M. Sarkozy a été accusé par ses adversaires d’avoir exercé des pressions pour tenter d’empêcher la tenue du débat entre Ségolène Royal et François Bayrou, ce qu’il a fermement démenti.

Un traducteur de France 2 licencié pour avoir raillé Sarkozy
Une blague dans le sous-titrage en anglais d’un journal télévisé de France 2, prêtant un "ego surdimensionné" au candidat de l’UMP Nicolas Sarkozy, a entraîné le licenciement de son auteur.
Par Grégory ONILLON
LIBERATION.FR : lundi 30 avril 2007

Un traducteur américain des journaux télévisés de France 2 a été licencié pour s’être livré à une facétie en traduisant un discours de Nicolas Sarkozy.

Aux Etats-Unis, le journal de France 2 est diffusé sur plusieurs chaines du câble, pour les francophones mais également pour les anglophones qui peuvent suivre les informations françaises grâce aux sous-titres.

Le 23 avril, un reportage du journal montre un discours de Nicolas Sarkozy. A un moment, le candidat UMP invite les Français à «s’unir à moi». Ce qui, traduit avec un brin de fantaisie en anglais, donne: «rally my inflated ego» («unissez-vous à mon ego surdimensionné»).

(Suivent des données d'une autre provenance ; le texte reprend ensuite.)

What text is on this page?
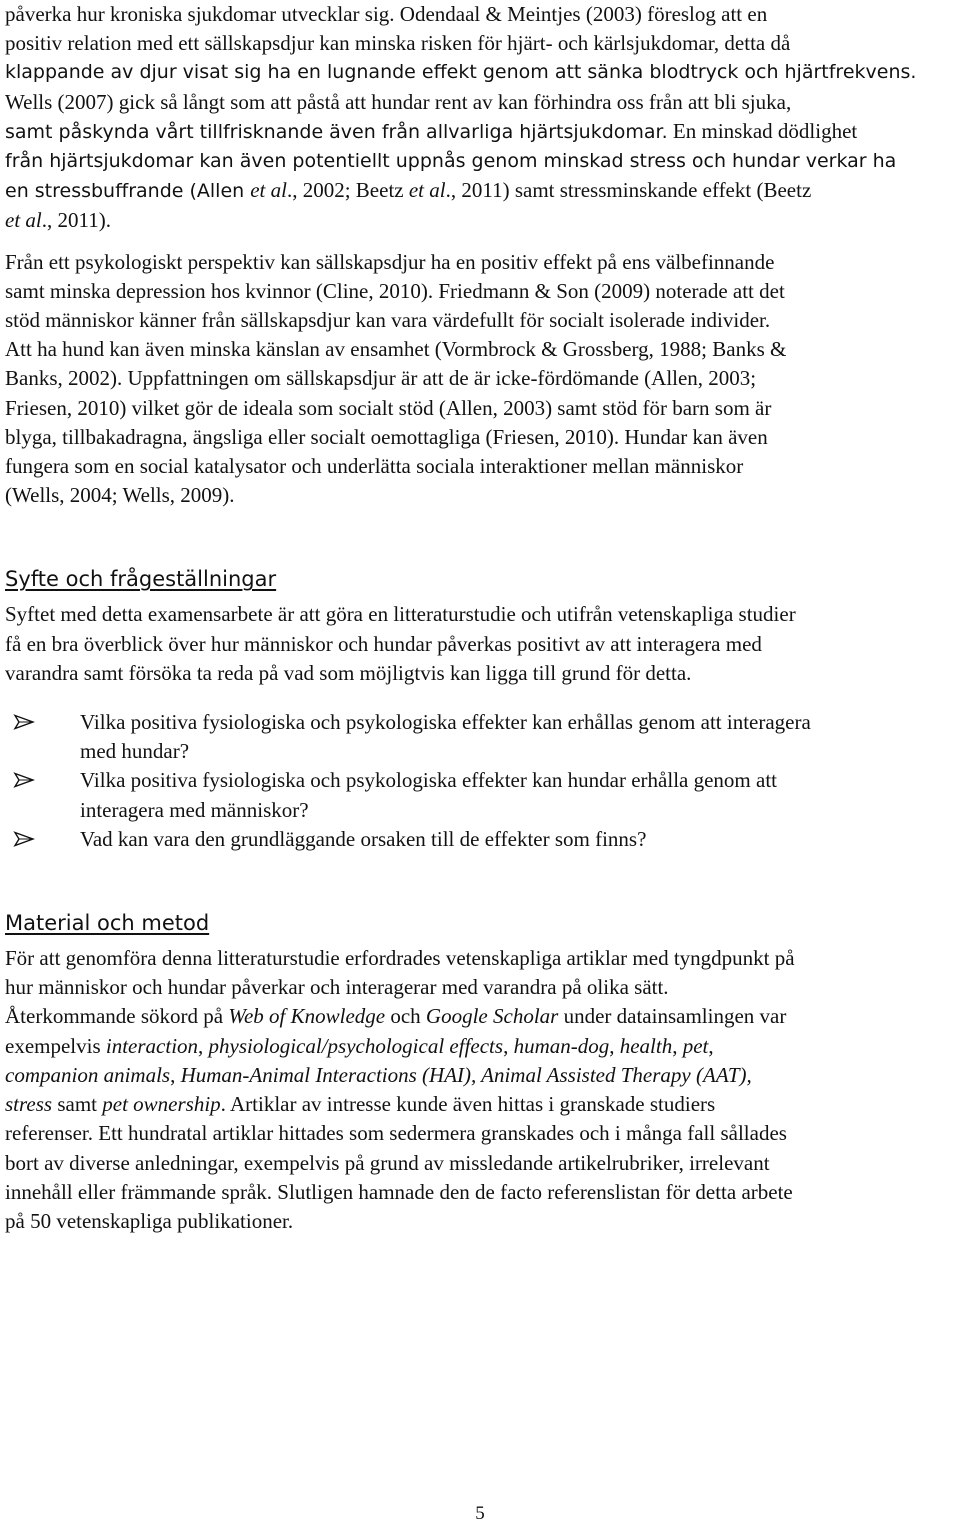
påverka hur kroniska sjukdomar utvecklar sig. Odendaal & Meintjes (2003) föreslog att en
positiv relation med ett sällskapsdjur kan minska risken för hjärt- och kärlsjukdomar, detta då
klappande av djur visat sig ha en lugnande effekt genom att sänka blodtryck och hjärtfrekvens.
Wells (2007) gick så långt som att påstå att hundar rent av kan förhindra oss från att bli sjuka,
samt påskynda vårt tillfrisknande även från allvarliga hjärtsjukdomar. En minskad dödlighet
från hjärtsjukdomar kan även potentiellt uppnås genom minskad stress och hundar verkar ha
en stressbuffrande (Allen et al., 2002; Beetz et al., 2011) samt stressminskande effekt (Beetz
et al., 2011).
Från ett psykologiskt perspektiv kan sällskapsdjur ha en positiv effekt på ens välbefinnande
samt minska depression hos kvinnor (Cline, 2010). Friedmann & Son (2009) noterade att det
stöd människor känner från sällskapsdjur kan vara värdefullt för socialt isolerade individer.
Att ha hund kan även minska känslan av ensamhet (Vormbrock & Grossberg, 1988; Banks &
Banks, 2002). Uppfattningen om sällskapsdjur är att de är icke-fördömande (Allen, 2003;
Friesen, 2010) vilket gör de ideala som socialt stöd (Allen, 2003) samt stöd för barn som är
blyga, tillbakadragna, ängsliga eller socialt oemottagliga (Friesen, 2010). Hundar kan även
fungera som en social katalysator och underlätta sociala interaktioner mellan människor
(Wells, 2004; Wells, 2009).
Syfte och frågeställningar
Syftet med detta examensarbete är att göra en litteraturstudie och utifrån vetenskapliga studier
få en bra överblick över hur människor och hundar påverkas positivt av att interagera med
varandra samt försöka ta reda på vad som möjligtvis kan ligga till grund för detta.
Vilka positiva fysiologiska och psykologiska effekter kan erhållas genom att interagera
med hundar?
Vilka positiva fysiologiska och psykologiska effekter kan hundar erhålla genom att
interagera med människor?
Vad kan vara den grundläggande orsaken till de effekter som finns?
Material och metod
För att genomföra denna litteraturstudie erfordrades vetenskapliga artiklar med tyngdpunkt på
hur människor och hundar påverkar och interagerar med varandra på olika sätt.
Återkommande sökord på Web of Knowledge och Google Scholar under datainsamlingen var
exempelvis interaction, physiological/psychological effects, human-dog, health, pet,
companion animals, Human-Animal Interactions (HAI), Animal Assisted Therapy (AAT),
stress samt pet ownership. Artiklar av intresse kunde även hittas i granskade studiers
referenser. Ett hundratal artiklar hittades som sedermera granskades och i många fall sållades
bort av diverse anledningar, exempelvis på grund av missledande artikelrubriker, irrelevant
innehåll eller främmande språk. Slutligen hamnade den de facto referenslistan för detta arbete
på 50 vetenskapliga publikationer.
5
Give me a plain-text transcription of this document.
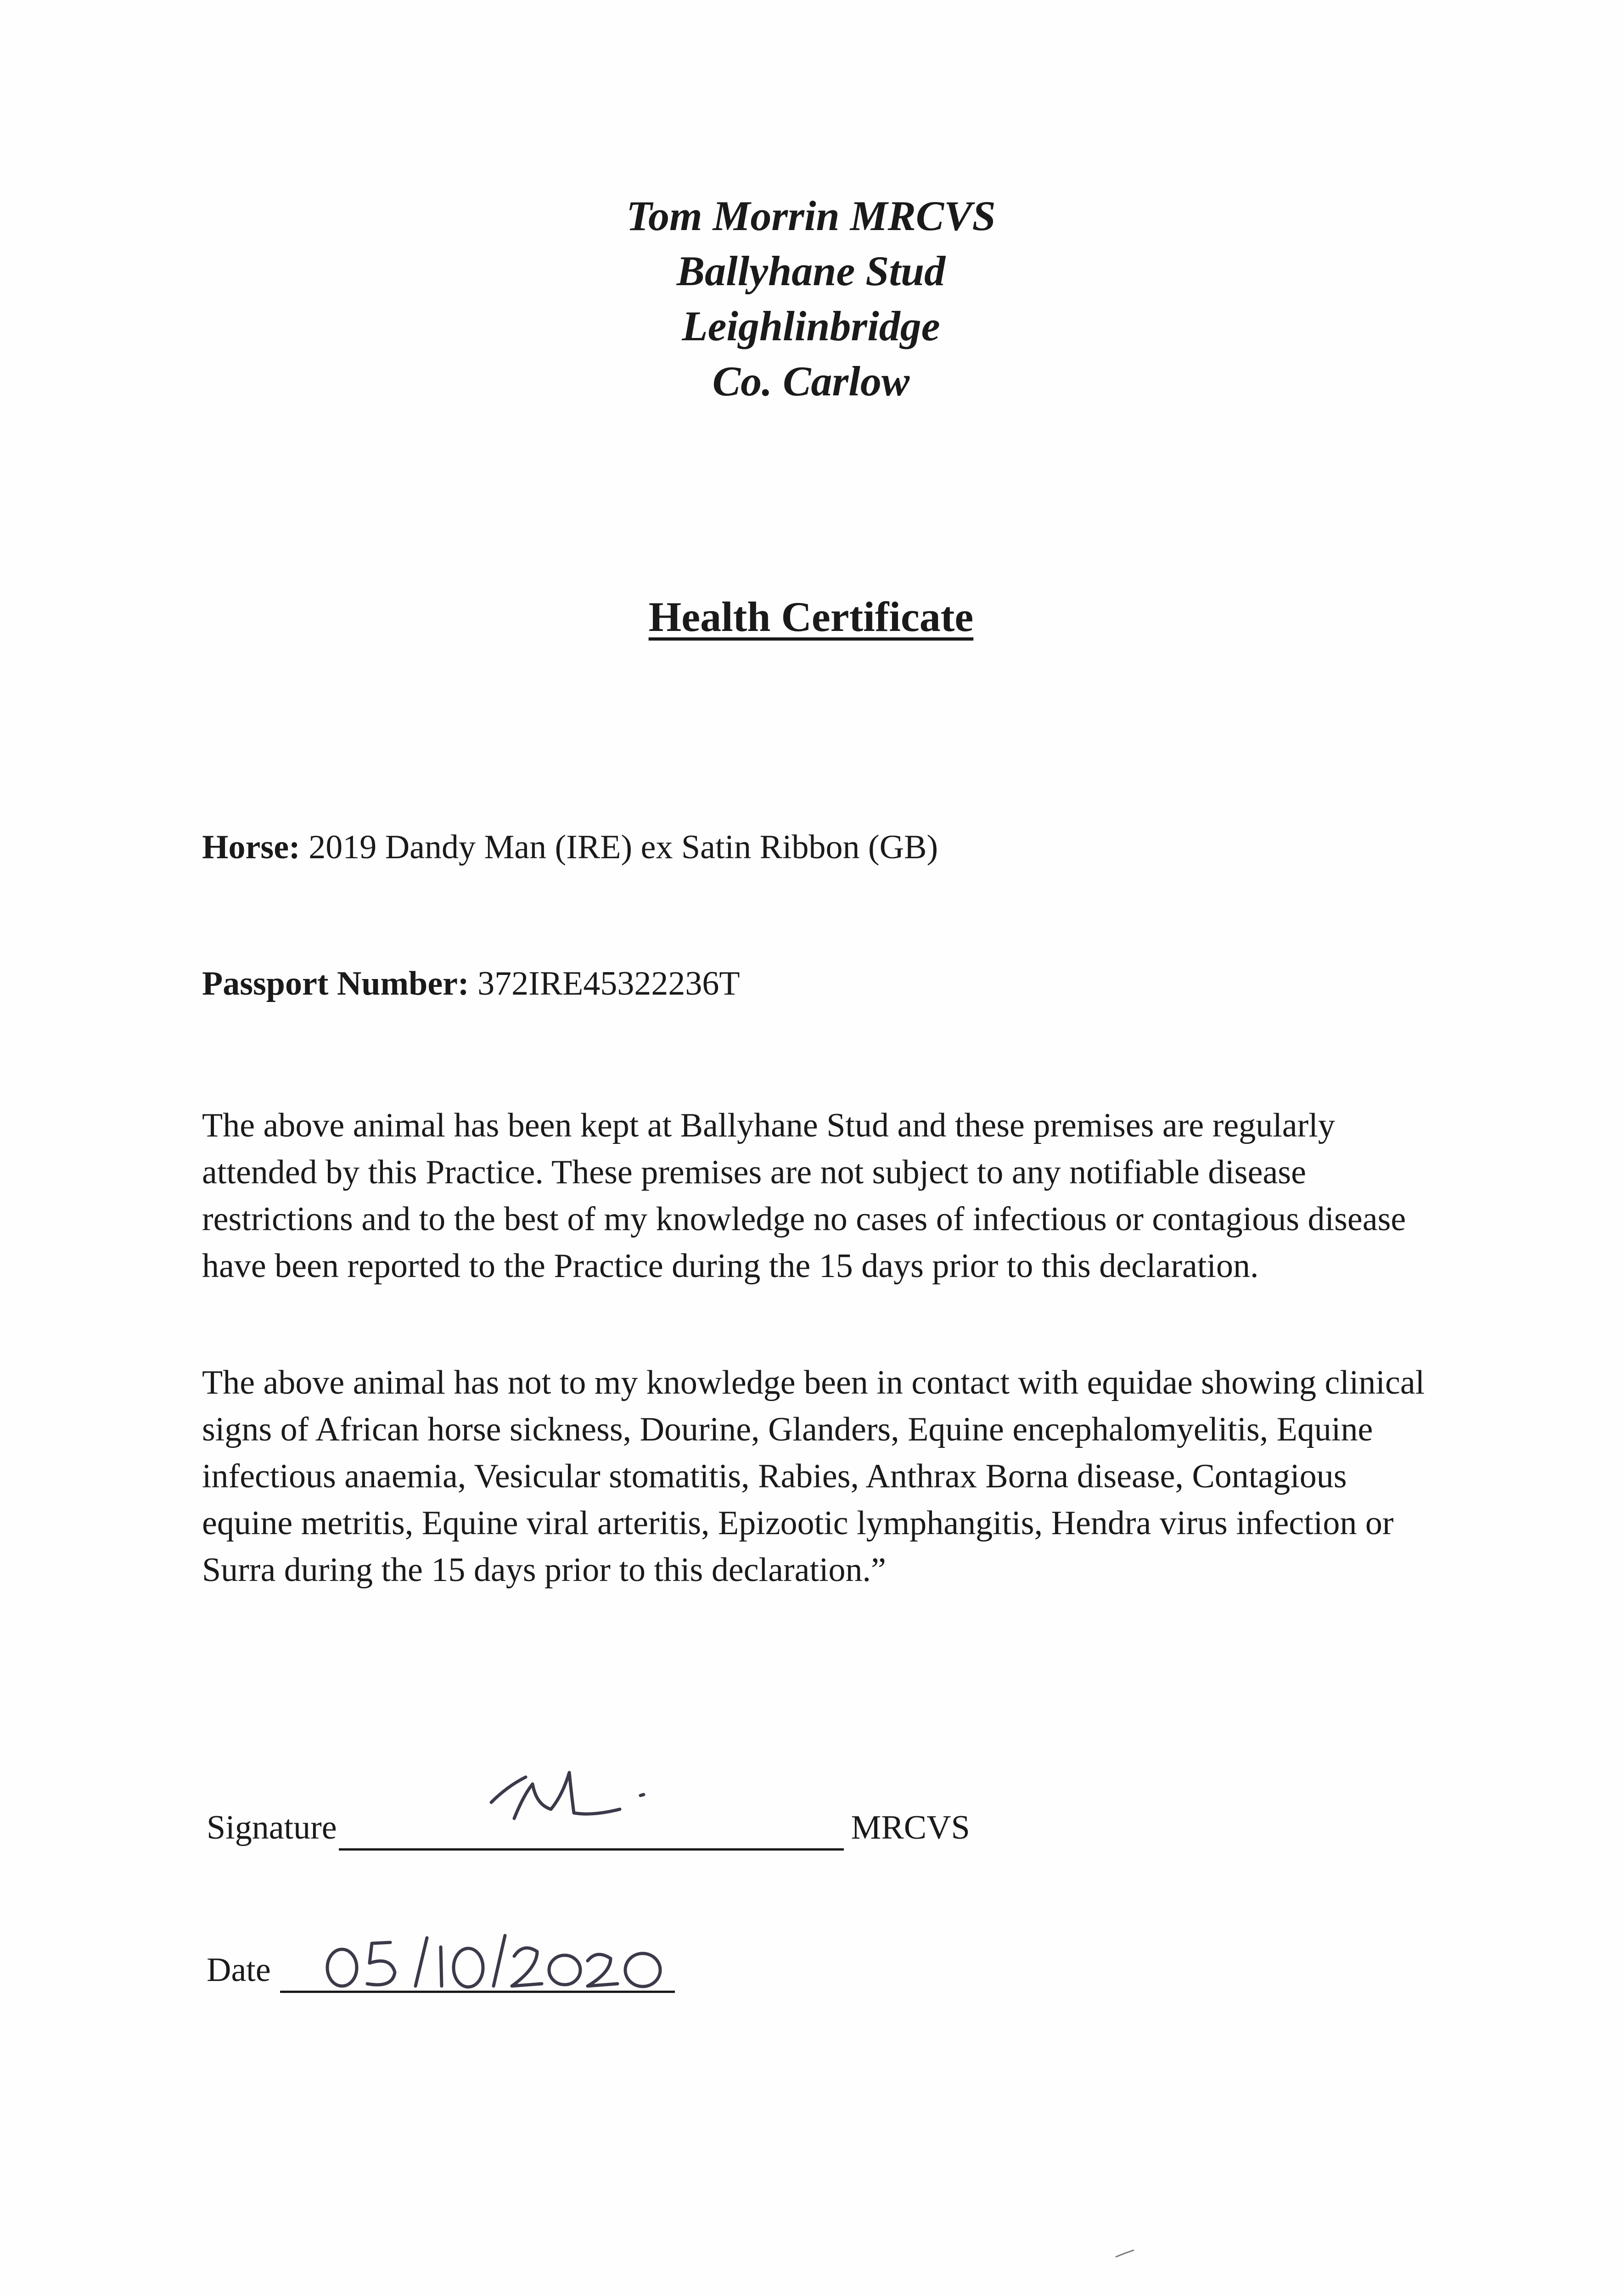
Tom Morrin MRCVS
Ballyhane Stud
Leighlinbridge
Co. Carlow
Health Certificate
Horse: 2019 Dandy Man (IRE) ex Satin Ribbon (GB)
Passport Number: 372IRE45322236T
The above animal has been kept at Ballyhane Stud and these premises are regularly attended by this Practice. These premises are not subject to any notifiable disease restrictions and to the best of my knowledge no cases of infectious or contagious disease have been reported to the Practice during the 15 days prior to this declaration.
The above animal has not to my knowledge been in contact with equidae showing clinical signs of African horse sickness, Dourine, Glanders, Equine encephalomyelitis, Equine infectious anaemia, Vesicular stomatitis, Rabies, Anthrax Borna disease, Contagious equine metritis, Equine viral arteritis, Epizootic lymphangitis, Hendra virus infection or Surra during the 15 days prior to this declaration.”
Signature	MRCVS
Date
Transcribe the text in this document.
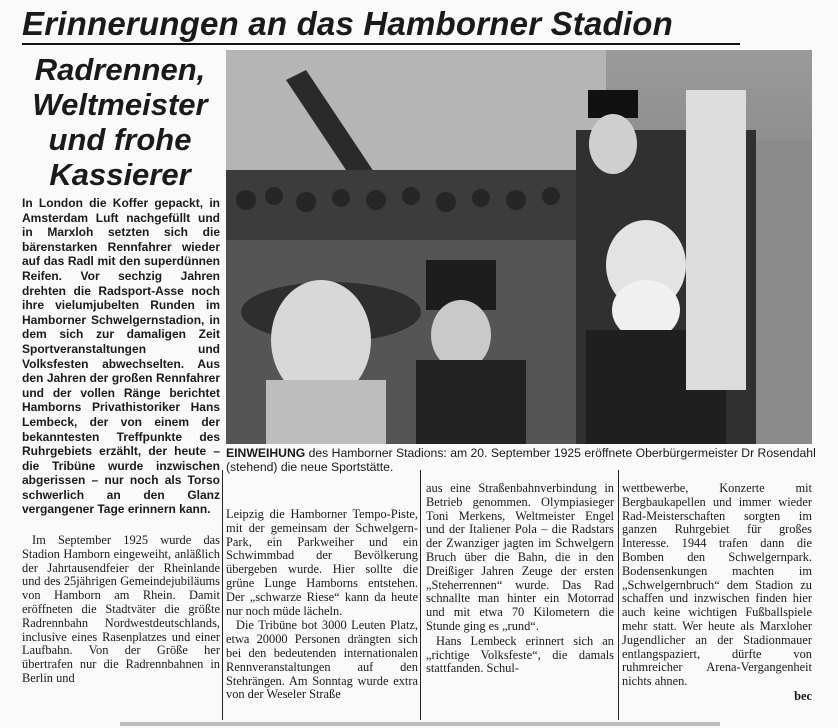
Erinnerungen an das Hamborner Stadion
Radrennen, Weltmeister und frohe Kassierer
In London die Koffer gepackt, in Amsterdam Luft nachgefüllt und in Marxloh setzten sich die bärenstarken Rennfahrer wieder auf das Radl mit den superdünnen Reifen. Vor sechzig Jahren drehten die Radsport-Asse noch ihre vielumjubelten Runden im Hamborner Schwelgernstadion, in dem sich zur damaligen Zeit Sportveranstaltungen und Volksfesten abwechselten. Aus den Jahren der großen Rennfahrer und der vollen Ränge berichtet Hamborns Privathistoriker Hans Lembeck, der von einem der bekanntesten Treffpunkte des Ruhrgebiets erzählt, der heute – die Tribüne wurde inzwischen abgerissen – nur noch als Torso schwerlich an den Glanz vergangener Tage erinnern kann.
EINWEIHUNG des Hamborner Stadions: am 20. September 1925 eröffnete Oberbürgermeister Dr Rosendahl (stehend) die neue Sportstätte.

Im September 1925 wurde das Stadion Hamborn eingeweiht, anläßlich der Jahrtausendfeier der Rheinlande und des 25jährigen Gemeindejubiläums von Hamborn am Rhein. Damit eröffneten die Stadtväter die größte Radrennbahn Nordwestdeutschlands, inclusive eines Rasenplatzes und einer Laufbahn. Von der Größe her übertrafen nur die Radrennbahnen in Berlin und

Leipzig die Hamborner Tempo-Piste, mit der gemeinsam der Schwelgern-Park, ein Parkweiher und ein Schwimmbad der Bevölkerung übergeben wurde. Hier sollte die grüne Lunge Hamborns entstehen. Der „schwarze Riese“ kann da heute nur noch müde lächeln.

Die Tribüne bot 3000 Leuten Platz, etwa 20000 Personen drängten sich bei den bedeutenden internationalen Rennveranstaltungen auf den Stehrängen. Am Sonntag wurde extra von der Weseler Straße

aus eine Straßenbahnverbindung in Betrieb genommen. Olympiasieger Toni Merkens, Weltmeister Engel und der Italiener Pola – die Radstars der Zwanziger jagten im Schwelgern Bruch über die Bahn, die in den Dreißiger Jahren Zeuge der ersten „Steherrennen“ wurde. Das Rad schnallte man hinter ein Motorrad und mit etwa 70 Kilometern die Stunde ging es „rund“.

Hans Lembeck erinnert sich an „richtige Volksfeste“, die damals stattfanden. Schul-

wettbewerbe, Konzerte mit Bergbaukapellen und immer wieder Rad-Meisterschaften sorgten im ganzen Ruhrgebiet für großes Interesse. 1944 trafen dann die Bomben den Schwelgernpark. Bodensenkungen machten im „Schwelgernbruch“ dem Stadion zu schaffen und inzwischen finden hier auch keine wichtigen Fußballspiele mehr statt. Wer heute als Marxloher Jugendlicher an der Stadionmauer entlangspaziert, dürfte von ruhmreicher Arena-Vergangenheit nichts ahnen.

bec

Cette «blague» est ensuite relaté sur le site FrenchMorning, site d’actualité pour les francophones exilés aux Etats-Unis. Les réactions ne se font pas attendre. Jean Lachaud, un élu des Français aux Etats-Unis, contacte alors le service de traduction de France Télévision pour essayer de comprendre les raisons de cette «faute grave de sous-titrage». Guy Wildenstein, le représentant de l’UMP dans l’est des Etats-Unis, adresse également une plainte aux CSA pour dénoncer la conduite du traducteur blagueur.

L’équipe de traduction de France Télévision, par la voix de sa responsable Claire Quidet, fait savoir que «aussi impardonnable que soit cette erreur, il serait faux de croire qu’il s’agisse d’un sous-titre anti-Sarko. Il s’agit plutôt d’une blague de potache d’un traducteur un peu surmené, qui aurait pu s’appliquer à n’importe quel autre personnage, politique ou non, que le traducteur aurait eu à traduire ce soir-là».

Cette «blague de potache» n’est cependant pas du goût de la direction de France 2. Philippe Baudillon, le directeur général de la chaîne, juge l’incident «inadmissible» et laisse entendre que l’auteur de cette traduction ne travaillera plus pour la chaîne.